If you don't have access to a deployed version of the Geospatial Studio, the easiest way to get started with the pipelines is to deploy a version locally, this is particularly useful for developing new pipeline components.
| Name | Description |
|---|---|
| Planner | Orchestrates tasks by breaking down the inference job based on spatio-temporal queries |
| Terrakit data pull | Acquires remote sensing data required for inferencing. Uses data connectors such as nasa earthdata, sentinel aws, sentinelhub, etc |
| Url connector | Process user provided geospatial data |
| Run inference | Execute inference on a detached inferencing service |
| Terratorch inference | Utilizes terratorch to perform model predictions |
| Postprocess generic | Masks prediction results; denoting features such as cloud cover, permanent water, ice, snow etc |
| Push to geospatial store | Uploads the input and prediction results to a geospatial store for sharing and visualization |
To build a process component, you can use CLAIMED to build the container image from the python script. You will likely need to read the inference configuration and task configuration from the folder and an example of how to do that can be seen in the template process script.
The process script should read the configurations and possibly data output from the previous pipeline steps (catalogued in the task config file). It should then update the task config at the end to include details of any new layers/data products calculated.
Follow the instructions in the template process. That folder provides a template for creating a new process component.
Snippet of an inference task with task_id 6f031be7-86b5-4128-b23e-857dfcc65a25-task_0
This task has two subtasks: url-connector and push-to-geoserver.

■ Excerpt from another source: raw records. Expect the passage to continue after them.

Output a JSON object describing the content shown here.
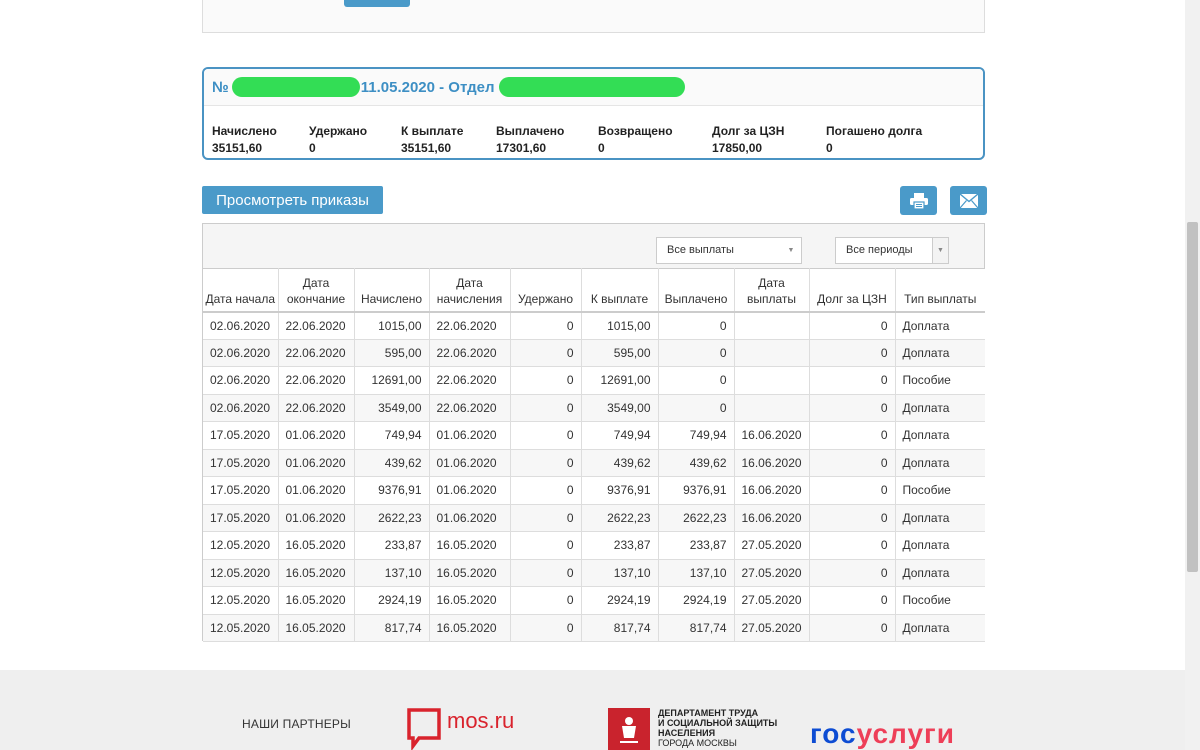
{
  "order": {
    "prefix": "№",
    "middle": "11.05.2020 - Отдел",
    "stats": [
      {
        "label": "Начислено",
        "value": "35151,60"
      },
      {
        "label": "Удержано",
        "value": "0"
      },
      {
        "label": "К выплате",
        "value": "35151,60"
      },
      {
        "label": "Выплачено",
        "value": "17301,60"
      },
      {
        "label": "Возвращено",
        "value": "0"
      },
      {
        "label": "Долг за ЦЗН",
        "value": "17850,00"
      },
      {
        "label": "Погашено долга",
        "value": "0"
      }
    ]
  },
  "actions": {
    "view_orders": "Просмотреть приказы",
    "print_icon": "printer-icon",
    "mail_icon": "envelope-icon"
  },
  "filters": {
    "payments": "Все выплаты",
    "periods": "Все периоды"
  },
  "table": {
    "headers": [
      "Дата начала",
      "Дата окончание",
      "Начислено",
      "Дата начисления",
      "Удержано",
      "К выплате",
      "Выплачено",
      "Дата выплаты",
      "Долг за ЦЗН",
      "Тип выплаты"
    ],
    "rows": [
      [
        "02.06.2020",
        "22.06.2020",
        "1015,00",
        "22.06.2020",
        "0",
        "1015,00",
        "0",
        "",
        "0",
        "Доплата"
      ],
      [
        "02.06.2020",
        "22.06.2020",
        "595,00",
        "22.06.2020",
        "0",
        "595,00",
        "0",
        "",
        "0",
        "Доплата"
      ],
      [
        "02.06.2020",
        "22.06.2020",
        "12691,00",
        "22.06.2020",
        "0",
        "12691,00",
        "0",
        "",
        "0",
        "Пособие"
      ],
      [
        "02.06.2020",
        "22.06.2020",
        "3549,00",
        "22.06.2020",
        "0",
        "3549,00",
        "0",
        "",
        "0",
        "Доплата"
      ],
      [
        "17.05.2020",
        "01.06.2020",
        "749,94",
        "01.06.2020",
        "0",
        "749,94",
        "749,94",
        "16.06.2020",
        "0",
        "Доплата"
      ],
      [
        "17.05.2020",
        "01.06.2020",
        "439,62",
        "01.06.2020",
        "0",
        "439,62",
        "439,62",
        "16.06.2020",
        "0",
        "Доплата"
      ],
      [
        "17.05.2020",
        "01.06.2020",
        "9376,91",
        "01.06.2020",
        "0",
        "9376,91",
        "9376,91",
        "16.06.2020",
        "0",
        "Пособие"
      ],
      [
        "17.05.2020",
        "01.06.2020",
        "2622,23",
        "01.06.2020",
        "0",
        "2622,23",
        "2622,23",
        "16.06.2020",
        "0",
        "Доплата"
      ],
      [
        "12.05.2020",
        "16.05.2020",
        "233,87",
        "16.05.2020",
        "0",
        "233,87",
        "233,87",
        "27.05.2020",
        "0",
        "Доплата"
      ],
      [
        "12.05.2020",
        "16.05.2020",
        "137,10",
        "16.05.2020",
        "0",
        "137,10",
        "137,10",
        "27.05.2020",
        "0",
        "Доплата"
      ],
      [
        "12.05.2020",
        "16.05.2020",
        "2924,19",
        "16.05.2020",
        "0",
        "2924,19",
        "2924,19",
        "27.05.2020",
        "0",
        "Пособие"
      ],
      [
        "12.05.2020",
        "16.05.2020",
        "817,74",
        "16.05.2020",
        "0",
        "817,74",
        "817,74",
        "27.05.2020",
        "0",
        "Доплата"
      ]
    ]
  },
  "footer": {
    "partners_title": "НАШИ ПАРТНЕРЫ",
    "mos_logo": "mos.ru",
    "dept_lines": [
      "ДЕПАРТАМЕНТ ТРУДА",
      "И СОЦИАЛЬНОЙ ЗАЩИТЫ",
      "НАСЕЛЕНИЯ",
      "ГОРОДА МОСКВЫ"
    ],
    "gos_part1": "гос",
    "gos_part2": "услуги"
  },
  "colors": {
    "accent": "#4a9ac9",
    "title_blue": "#3d8fc4",
    "redaction": "#33dd55",
    "mos_red": "#d9232d",
    "gos_blue": "#0d4cd3",
    "gos_red": "#ee3f58"
  }
}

| pipeline_steps | status | inference_id | task_id | inference_folder | priority | queue |
|---|---|---|---|---|---|---|
| [{"status":"RUNNING","process_id":"url-connector","step_number":0}, {"status":"READY","process_id":"push-to-geoserver","step_number":1}] | RUNNING | 6f031be7-86b5-4128-b23e-857dfcc65a25 | 6f031be7-86b5-4128-b23e-857dfcc65a25-task_0 | /data/6f031be7-86b5-4128-b23e-857dfcc65a25 | 5 |